Clustered dimension table

In the above section, we talked about that a dimension table is usually stored redundantly in every node. A dimension table is relatively small, and it is not suitable to be stored in the external memory because it is accessed randomly and frequently. Therefore, often it is imported wholly in the memory.

Sometimes, however, a dimension table can be really big. It can’t be imported entirely into the memory of a single node even a byte table is adopted. In view of this, esProc Server designs clustered dimension table based on the in-memory data partitions. The design is to segment the dimension table and import segments into memories of the clustered nodes, from which they will be retrieved when referenced.

  A The controlling program
1 =8.(“192.168.0.”/(10+~)/”:1234”) A list of 8 nodes
2 =hosts(A1,to(4),”init.dfx”) Find 4 nodes to load the dimension table into their memories
3 =callx(“sub.dfx”,8*A2,to(8);A1) Call programs on those nodes to calculate by passing in the nodes where the dimension table is stored
4 =A3.sum() Sum up results
  A The program of initializing nodes (init.dfx)
1 =file(“Product.txt”,z).import() Import the part of the dimension table from partition z
2 >env(T,A1) Store data in an environment variable
3 >zone(z) Add partition z on the current node
  A B Node program (sub.dfx)
1 =file(“Sales.txt”,z)   Factual data in partition z
2 if !A1.exists() end “data not find” Return error message if the needed partition isn’t found
3 =createx(T,h) Create clustered dimension table based on variable T on node group h where data is stored
4 =A1.cursor()  
5 =A4.join(productid,A3,price) Perform a join with the clustered dimension table A3
6 =A5.sum(quantity*price) Do the summing up
7 return A6 Return results

As can be seen, the nodes where a clustered dimension table is stored can be different from the nodes where calculations are performed. So we can create a clustered dimension table using certain nodes and perform calculations on others. Different clustered dimension tables can be stored on different nodes. In sum, programmers can specify this as needed.
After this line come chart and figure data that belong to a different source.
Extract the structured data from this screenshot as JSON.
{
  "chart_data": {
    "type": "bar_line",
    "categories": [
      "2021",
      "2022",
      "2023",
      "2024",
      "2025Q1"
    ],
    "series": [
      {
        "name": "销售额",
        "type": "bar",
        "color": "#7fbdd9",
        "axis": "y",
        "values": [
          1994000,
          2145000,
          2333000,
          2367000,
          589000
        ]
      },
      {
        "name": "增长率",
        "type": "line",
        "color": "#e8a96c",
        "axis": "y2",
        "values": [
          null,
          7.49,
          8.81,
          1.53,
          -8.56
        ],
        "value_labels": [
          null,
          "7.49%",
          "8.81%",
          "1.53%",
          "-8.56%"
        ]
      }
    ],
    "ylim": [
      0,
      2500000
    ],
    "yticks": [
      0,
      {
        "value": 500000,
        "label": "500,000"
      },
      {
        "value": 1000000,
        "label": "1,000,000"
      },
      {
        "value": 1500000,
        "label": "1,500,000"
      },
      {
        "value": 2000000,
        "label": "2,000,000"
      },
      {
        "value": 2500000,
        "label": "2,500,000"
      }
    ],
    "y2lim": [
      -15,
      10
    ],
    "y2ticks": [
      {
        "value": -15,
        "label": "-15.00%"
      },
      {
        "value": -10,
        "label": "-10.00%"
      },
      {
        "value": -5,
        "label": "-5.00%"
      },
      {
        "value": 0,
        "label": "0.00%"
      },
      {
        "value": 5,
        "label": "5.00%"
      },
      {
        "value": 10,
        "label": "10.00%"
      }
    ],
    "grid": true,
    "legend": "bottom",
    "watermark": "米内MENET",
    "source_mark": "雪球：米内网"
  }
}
It’s not a good way to transport small amounts of data frequently through the network, because that will cause serious performance loss, as what will happen when a single record of a clustered dimension table is made to be accessed randomly like the one of an ordinary table is accessed. Hence, pointerized foreign key reference doesn’t apply to fields of a dimension table. Batch reference based on cursors is a suitable way to make the reference instead. Its code will be different from the code for doing in-memory calculations.